Collier cannot say enough about the ongoing support of grantors (visit the theatre’s website for more information) and individual donors in keeping the Garden a vibrant hub of the Princeton community’s cultural life.

“We would not have reopened at all if not for the ongoing support of our members and donors,” he says. “That is the thing that got us through this incredibly difficult year. We’re lucky to be a nonprofit and to continue to have the support to continue doing what we’re doing.

“Just before the closure we received a donation from an anonymous individual to upgrade the projection at the Garden. We were able to do part of that over the closure period and install a new screen in theater number one, which actually offers us the ability to adjust the top and bottom masking, so we can make the screen as tall as we want. That’s great for classic films, which are as tall as they are wide.

“In the next phase we’re going to install a new digital projector in that auditorium, maybe by the end of the year but definitely before next summer in time for the Hollywood Summer Nights series of classics. And we’re also hoping to install 35 millimeter. That gift is going towards all those projects.”

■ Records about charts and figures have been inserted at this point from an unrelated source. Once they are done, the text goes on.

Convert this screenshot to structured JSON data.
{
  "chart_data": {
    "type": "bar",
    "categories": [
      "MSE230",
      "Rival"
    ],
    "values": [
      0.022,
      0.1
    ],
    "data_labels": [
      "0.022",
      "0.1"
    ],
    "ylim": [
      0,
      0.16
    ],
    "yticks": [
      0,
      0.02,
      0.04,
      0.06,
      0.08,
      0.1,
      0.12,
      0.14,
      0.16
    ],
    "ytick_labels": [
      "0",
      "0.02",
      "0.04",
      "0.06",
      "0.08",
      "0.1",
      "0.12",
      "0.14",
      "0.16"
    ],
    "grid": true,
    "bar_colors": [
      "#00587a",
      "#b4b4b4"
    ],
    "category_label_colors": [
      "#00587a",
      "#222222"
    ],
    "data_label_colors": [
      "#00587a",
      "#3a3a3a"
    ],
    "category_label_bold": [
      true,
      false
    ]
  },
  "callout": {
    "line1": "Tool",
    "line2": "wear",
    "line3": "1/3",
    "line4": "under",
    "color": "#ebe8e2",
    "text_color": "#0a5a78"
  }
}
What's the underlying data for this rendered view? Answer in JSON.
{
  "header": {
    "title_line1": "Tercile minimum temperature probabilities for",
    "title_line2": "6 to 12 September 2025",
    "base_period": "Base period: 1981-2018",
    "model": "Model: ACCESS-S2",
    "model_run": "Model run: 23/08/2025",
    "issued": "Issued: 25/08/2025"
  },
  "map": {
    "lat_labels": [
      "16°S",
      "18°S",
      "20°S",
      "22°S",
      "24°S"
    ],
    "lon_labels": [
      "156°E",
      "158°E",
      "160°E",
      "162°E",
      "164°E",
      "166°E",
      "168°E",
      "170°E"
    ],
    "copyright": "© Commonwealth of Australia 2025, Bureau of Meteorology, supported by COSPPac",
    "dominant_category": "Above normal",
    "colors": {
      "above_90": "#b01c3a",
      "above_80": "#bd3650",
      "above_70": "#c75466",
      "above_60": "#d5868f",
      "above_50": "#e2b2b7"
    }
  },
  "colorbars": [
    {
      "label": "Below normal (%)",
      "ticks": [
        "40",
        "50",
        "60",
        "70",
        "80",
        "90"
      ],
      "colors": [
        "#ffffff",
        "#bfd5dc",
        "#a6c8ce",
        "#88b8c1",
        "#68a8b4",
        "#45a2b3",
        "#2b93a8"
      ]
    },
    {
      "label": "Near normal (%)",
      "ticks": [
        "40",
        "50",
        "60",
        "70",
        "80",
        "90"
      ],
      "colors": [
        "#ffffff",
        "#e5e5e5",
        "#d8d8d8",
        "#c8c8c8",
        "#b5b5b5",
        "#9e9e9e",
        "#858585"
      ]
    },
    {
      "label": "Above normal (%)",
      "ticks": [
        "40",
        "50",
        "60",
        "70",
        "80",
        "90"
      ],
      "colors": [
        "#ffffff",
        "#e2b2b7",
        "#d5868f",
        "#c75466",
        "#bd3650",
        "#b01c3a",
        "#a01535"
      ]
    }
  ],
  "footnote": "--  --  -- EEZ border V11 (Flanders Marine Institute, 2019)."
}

Collier is optimistic about the future of the Garden and the viability of the traditional movie-going experience in general. “Despite all the talk by critics about streaming being the future, the past year has underscored the incredible downside to only being able to watch something in your house, only being served what an algorithm decides that you like and being offered the same kind of content over and over again.

“There is something communal about being with others in a movie theater; it brings the content alive in a different way when you’re sitting with an audience of strangers in the dark, when you can’t get up and change the wash, when you’re not playing with your kids at the same time or checking your phone. The kinds of movies that we show make that level of investment pay off.

“And our business model and the support of the community also allow us to take the time and the effort to build programs like the Film 101 series, to engage the community, and bring people together. We see ourselves as more than a movie theater; we are also a community center, a museum, and a cultural nonprofit. I think those distinctions are what’s going to allow us to survive in years to come.”

In 2017, NJ.com named the Garden “The Best Movie Theater in New Jersey.”

Princeton Garden Theatre, 160 Nassau Street, Princeton. 609-279-1999. www.princetongardentheatre.org.